Solid 4.5 ⭐
When your past is the key to your future, you can’t close that door anymore
Quinn McKinley seems to have all she has ever wanted in life: a steady and successful job, as a real estate agent in New York City, and money with anything that the latter can buy, such as expensive vacations, wines, furniture and so on. Quinn would never consider herself as a lonely person, more like someone who chose to be alone and is happy with it. Everything seems so calculated and controlled in her mind, but what she hasn’t really thought about is that, with all her running from one place to another, dealing with clients everyday and working overtime even at weekends, she has left little time to stop and really look at herself in the mirror and evaluate if what she sees reflected in the mirror is really herself. Her world will crumble piece to piece, when her boss assigns to her an important deal: helping a client buy a house in Kingsford, two hours’ drive from NYC. There’s only one problem: the house belonging to the Kent family, whom she knows very well, having been raised in Kingsford, a city she left 17 years ago for many reasons, leaving behind her teenage sister, her mother, and her long-time best friend Sawyer Kent. What happens after she steps in the city is something she would have never dared to dream.

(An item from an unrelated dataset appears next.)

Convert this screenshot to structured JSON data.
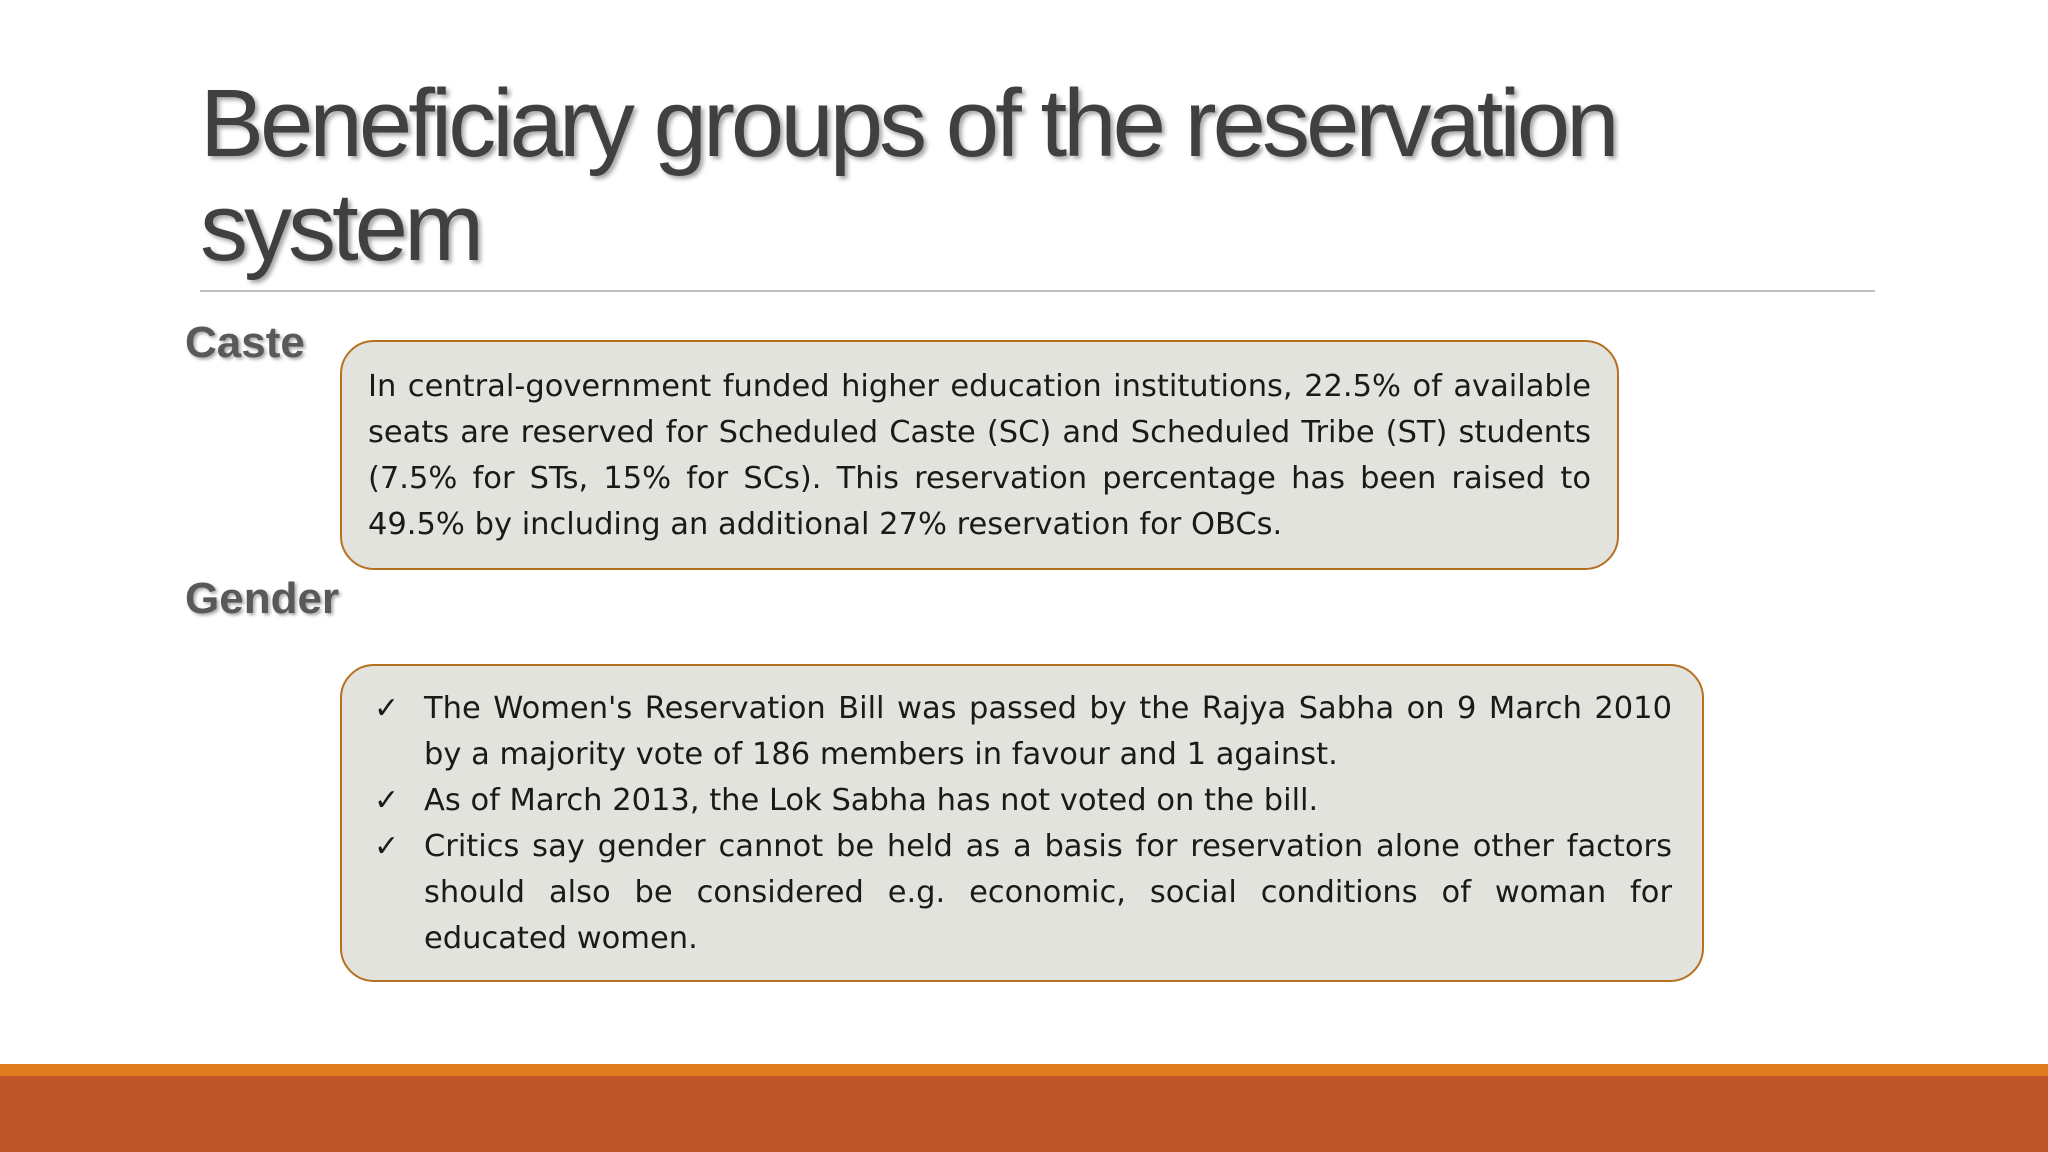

This is the first book I’ve read by Monica McCallan and the reason why I chose it, it’s because immediately after the release, Twitter literally exploded with messages from other indie authors and even directors about it. I was so intrigued, because I didn’t know her, but the title itself draw me like catnip does to cats. So, this is a big thank you to all the people tweeting about it, the power of spreading the word.
I loved how Quinn and Sawyer complement each other in ways they didn’t even think it was possible, and I liked how the book deals with dilemmas that many of us have encountered in our lives: running away from what hurts you, finding who you really are, being able to stand up for yourself and take care of yourself, take a chance in life, take a leap of faith, forgive, forget, say the words you always wanted to say, in a way: Carpe Diem. If you get a chance at being truly happy, even if this would destroy who you are at the present, don’t turn away, don’t close that door. Embrace your insecurities and let someone finally take care of you. There’s no weakness or shame in sharing the burden of your life with someone who loves you unconditionally. You only need to give them the chance to do it.
I can relate a bit to Quinn, running away from a family situation that was starting to impact her true essence. Sometimes running away is the only solution to survive, to protect yourself from a domino effect. You can be sucked in and go down a dark spiral too. You carry a weight that fills you with anger, anger at the others and anger at yourself because you want selfishly to be happy. And all that hurt starts building up walls around you and you feel safe behind those walls. The only downside is that you also feel the loneliest person in this world, with no one to rely on. I literally melted when Quinn started to show her funny and flirty side, letting go of control and expectations. And I so much loved that the only person who could let her do that was Sawyer, such a sweet, geeky, dorky, clumsy, lovable, and caring character. Sawyer, on the other side, is the best friend that anyone could ever hope to find. Always there for you, no matter what, to the point she’d rather put other people’s happiness above hers. I fell in love with how she relates more with ancient machines rather than with people. Machines are straightforward, you know where each piece goes, while people are unpredictable and cannot be controlled.
I think the themes I liked the most of Back in Your Arms are the one of “Change” (If one day you realize you are not living a life that fulfils you, you need to do something about it. You need to change, and change is one of the scariest things people can do. But change is easier when you change together with the one you love, when you meet each other halfway. You take that jump and trust that things will be okay); and the recurrent theme of “Not being enough, not being worthy of someone” (it’s funny how sometimes we can underestimate ourselves so much, that we absolutely have no idea what the others see in us. How broken you might be, how hurt you might be, how apparently cold you might be, there will be always someone who can see right through you and sweep away all your insecurities. In Back in Your Arms these revelations are simply so heartfelt and beautiful to read. You’ll just end up sighing from so much love and romanticism.
Back in Your Arms is a plunge into the past, getting lost in the eyes of the one you never forgot, the one you thought got away, whose eyes are your home. It’s a fight to claim what you always wanted to be yours and only yours.
The only thing I may have wanted to see more of, was closure with Quinn's mother. I feel like she didn't have the chance to explain what happened to her, so the judgment on her character comes only from Quinn's eyes. But I adored Kelly, Ella and Luna and Belinda. I won't even mention the other Kent, as he doesn't deserve it!